Another problem with an over-reliance on doctrine is actually worse, in my opinion. When as parents we rely on doctrine, dogma, and process, even in attempt to do the right thing, we distance ourselves from the "feel" of parenting. As important as knowledge and information is to parenting, feel is perhaps even more critical. Think about some of the suggestions that well-intentioned parenting experts make that simply feel wrong to us. Experts tell us to let our babies cry it out, which feels so unnatural to most parents that they end up resenting themselves for ever allowing it. Experts tell us to vaccinate our children, and we allow them to inject our child with substances of unknown origin, efficacy and effects at the same time we prohibit our kids from eating McNuggets because we feel that they are unhealthy. We rely on "natural" consequences to the extent where we avoid talking to our children ahead of their actions about what they could reasonably expect - which, in turn, feels highly unnatural to us.
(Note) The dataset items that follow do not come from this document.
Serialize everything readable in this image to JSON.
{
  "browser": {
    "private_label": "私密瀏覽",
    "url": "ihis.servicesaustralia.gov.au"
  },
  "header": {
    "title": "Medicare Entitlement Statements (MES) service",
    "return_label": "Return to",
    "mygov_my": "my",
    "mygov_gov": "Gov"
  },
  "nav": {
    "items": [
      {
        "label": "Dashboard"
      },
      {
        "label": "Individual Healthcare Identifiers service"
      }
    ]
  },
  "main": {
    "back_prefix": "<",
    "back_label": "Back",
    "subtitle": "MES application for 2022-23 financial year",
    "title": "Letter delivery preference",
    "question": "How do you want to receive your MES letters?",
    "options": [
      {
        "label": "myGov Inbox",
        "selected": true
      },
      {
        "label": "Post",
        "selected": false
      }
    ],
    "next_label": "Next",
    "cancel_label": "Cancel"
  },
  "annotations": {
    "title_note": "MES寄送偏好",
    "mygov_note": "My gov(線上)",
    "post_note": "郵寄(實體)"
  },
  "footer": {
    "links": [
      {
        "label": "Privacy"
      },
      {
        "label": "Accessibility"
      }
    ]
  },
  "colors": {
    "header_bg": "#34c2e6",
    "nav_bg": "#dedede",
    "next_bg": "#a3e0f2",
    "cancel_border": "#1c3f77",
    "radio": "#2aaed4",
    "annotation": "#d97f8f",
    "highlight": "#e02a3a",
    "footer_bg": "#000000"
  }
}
There is, of course, nothing wrong with learning about new ideas, melding a bit of dogma with your own personal situation to make decisions that work best for your family. But discounting the role of feel, combined with an over-reliance on information and doctrine, in our pursuit of the right way to parent is essentially unconscious parenting. There are cookbooks for baking, there are owner's manuals for appliances, and there are field guides for land navigation - but there is no single doctrine, no single framework that can fit all families all the time. In fact, there may not even be one that fits any single family all the time.

There is no Parenting Playbook. Thank goodness.

1 comment:

  1. Totally agree about how many people are distanced from the 'feel' of parenting. As a new parent I didn't trust my 'feel' or instinct and didn't realize I COULD even have that knowledge within myself and had TOO much blind trust in the outside 'expert' until I realized that the REAL expert was my CHILD and if I could learn to listen to HER, all was/is good.